Ethical Hacking Training Leads to a Wide Variety of Advanced Cyber Security Skill Sets

Have you received your Certified Ethical Hacker (CEH) certification or are you in the process of training to do so? After completion of baseline ethical hacking training, penetration testers have a number of choices for further security education and training to develop a variety of cyber security skills. Let’s take a look at some of these options:

Exploit Development

The development of exploits is a technique used to explore software vulnerabilities. Exploits themselves are flaws within a program that can cause unintended behavior to happen within the software, hardware, or electronic. By learning about the vulnerabilities of different types of software, penetration testers can learn how to take advantage of them to better understand the workings of the computer software and ultimately better protect the target of the exploits. Exploits are categorized by how they target software, remotely or locally, as well as the types of vulnerabilities they exploit. As there is a variety of computer software available, exploits can be varied for different types of software as well. Exploit development classes cover a variety of topics from stack overflows and shellcoding tricks to PDF and ROP exploits.

Malware Analysis

Malware analysis sometimes referred to as “reverse engineering” of malware programs, examines how malware works in order to protect computers from malware attacks. Like the approach behind so many ethical hacking activities, penetration testers will get to learn how an attack is built and executed so that they can know how to defend networks from such attacks in the future. Malware analysis will explore different types of malicious software including viruses, worms, Trojans, spyware, adware, and rootkits. Ultimately the goal will be to learn the versatility of the software and how to combat attacks through similarly versatile and efficient methods. Malware analysis courses may cover fundamentals of PE headers and DLL interactions, identification of malware characteristics, identification of the malware’s level of the malicious capability, and even browser script analysis.

Mobile App Hacking

Mobile hacking and mobile application hacking explore how cell phones are vulnerable to break-ins and teaches penetration testers how to secure mobile devices. With smartphone usage becoming commonplace and increasing numbers of communication and financial services becoming available through mobile versions of websites or mobile apps, it is important to learn how to hack into mobile devices and then how to secure them.

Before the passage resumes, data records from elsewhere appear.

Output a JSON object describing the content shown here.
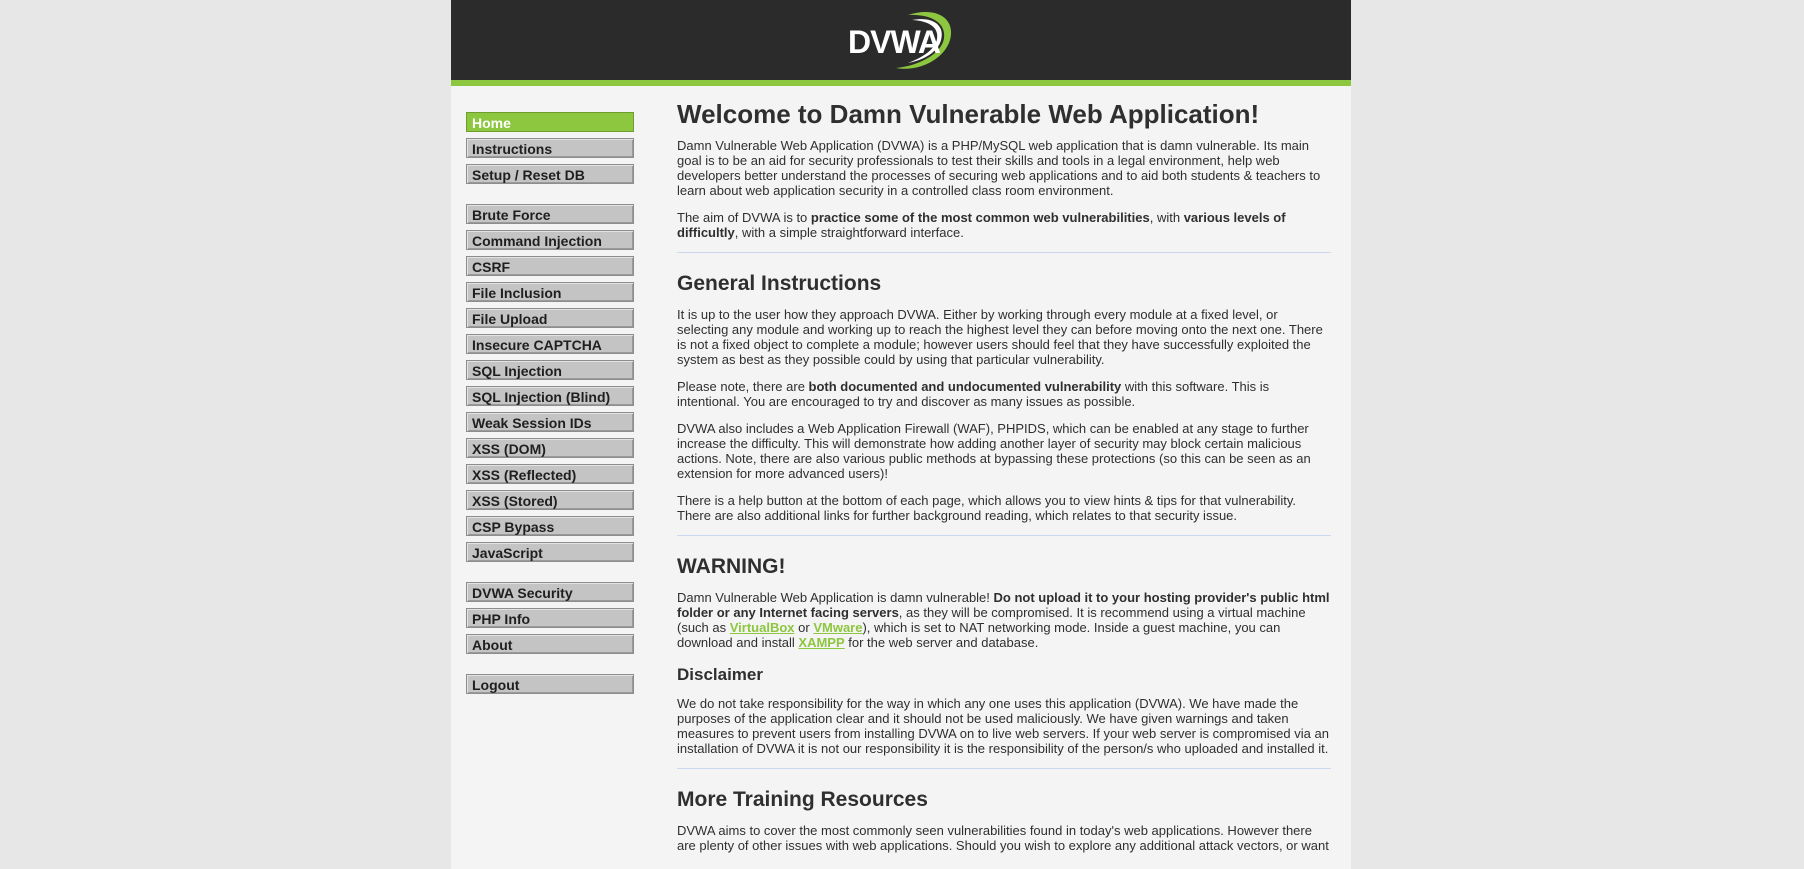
{
  "header": {
    "logo_text": "DVWA"
  },
  "sidebar": {
    "group1": [
      {
        "label": "Home",
        "selected": true
      },
      {
        "label": "Instructions"
      },
      {
        "label": "Setup / Reset DB"
      }
    ],
    "group2": [
      {
        "label": "Brute Force"
      },
      {
        "label": "Command Injection"
      },
      {
        "label": "CSRF"
      },
      {
        "label": "File Inclusion"
      },
      {
        "label": "File Upload"
      },
      {
        "label": "Insecure CAPTCHA"
      },
      {
        "label": "SQL Injection"
      },
      {
        "label": "SQL Injection (Blind)"
      },
      {
        "label": "Weak Session IDs"
      },
      {
        "label": "XSS (DOM)"
      },
      {
        "label": "XSS (Reflected)"
      },
      {
        "label": "XSS (Stored)"
      },
      {
        "label": "CSP Bypass"
      },
      {
        "label": "JavaScript"
      }
    ],
    "group3": [
      {
        "label": "DVWA Security"
      },
      {
        "label": "PHP Info"
      },
      {
        "label": "About"
      }
    ],
    "group4": [
      {
        "label": "Logout"
      }
    ]
  },
  "main": {
    "title": "Welcome to Damn Vulnerable Web Application!",
    "intro": "Damn Vulnerable Web Application (DVWA) is a PHP/MySQL web application that is damn vulnerable. Its main goal is to be an aid for security professionals to test their skills and tools in a legal environment, help web developers better understand the processes of securing web applications and to aid both students & teachers to learn about web application security in a controlled class room environment.",
    "aim": {
      "p1": "The aim of DVWA is to ",
      "b1": "practice some of the most common web vulnerabilities",
      "p2": ", with ",
      "b2": "various levels of difficultly",
      "p3": ", with a simple straightforward interface."
    },
    "general": {
      "heading": "General Instructions",
      "p1": "It is up to the user how they approach DVWA. Either by working through every module at a fixed level, or selecting any module and working up to reach the highest level they can before moving onto the next one. There is not a fixed object to complete a module; however users should feel that they have successfully exploited the system as best as they possible could by using that particular vulnerability.",
      "p2_a": "Please note, there are ",
      "p2_b": "both documented and undocumented vulnerability",
      "p2_c": " with this software. This is intentional. You are encouraged to try and discover as many issues as possible.",
      "p3": "DVWA also includes a Web Application Firewall (WAF), PHPIDS, which can be enabled at any stage to further increase the difficulty. This will demonstrate how adding another layer of security may block certain malicious actions. Note, there are also various public methods at bypassing these protections (so this can be seen as an extension for more advanced users)!",
      "p4": "There is a help button at the bottom of each page, which allows you to view hints & tips for that vulnerability. There are also additional links for further background reading, which relates to that security issue."
    },
    "warning": {
      "heading": "WARNING!",
      "a": "Damn Vulnerable Web Application is damn vulnerable! ",
      "b": "Do not upload it to your hosting provider's public html folder or any Internet facing servers",
      "c": ", as they will be compromised. It is recommend using a virtual machine (such as ",
      "link1": "VirtualBox",
      "d": " or ",
      "link2": "VMware",
      "e": "), which is set to NAT networking mode. Inside a guest machine, you can download and install ",
      "link3": "XAMPP",
      "f": " for the web server and database."
    },
    "disclaimer": {
      "heading": "Disclaimer",
      "text": "We do not take responsibility for the way in which any one uses this application (DVWA). We have made the purposes of the application clear and it should not be used maliciously. We have given warnings and taken measures to prevent users from installing DVWA on to live web servers. If your web server is compromised via an installation of DVWA it is not our responsibility it is the responsibility of the person/s who uploaded and installed it."
    },
    "training": {
      "heading": "More Training Resources",
      "text": "DVWA aims to cover the most commonly seen vulnerabilities found in today's web applications. However there are plenty of other issues with web applications. Should you wish to explore any additional attack vectors, or want"
    }
  }
}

Ethical hackers can take what they’ve learned about computers and expand their knowledge to learn on entirely new platforms, from popular Android and Apple smartphones to tablets and iPods as well. Mobile hacking courses cover topics such as Android and Apple device forensics, exploitation of mobile apps, jail breaking, attacking web services through mobile apps, and penetration testing for mobile operating systems.

Wireless Security

Wireless security training provides ethical hackers with the opportunity to gain a skill set that is valuable due to the current technological industry relying on wireless connections for networks. Wireless fidelity, or Wifi, allows electronic devices to exchange data and connect via a wireless local area network (WLAN). Most modern Wifi connections abide by the IEEE 802.11ac standard, so penetration testers would first engage in learning about wireless security by learning about the basics of 802.11 wireless networking. Following the introductory topics would be the exploration of wireless network encryption, of which there are two main types: Wired Equivalent Privacy (WEP) and Wi-Fi Protected Access (WPA). Wireless security training includes topics like encryption cracking, encryption defense and circumvention of attacks, and the differences in wireless security for more protected networks, such as those found in the government.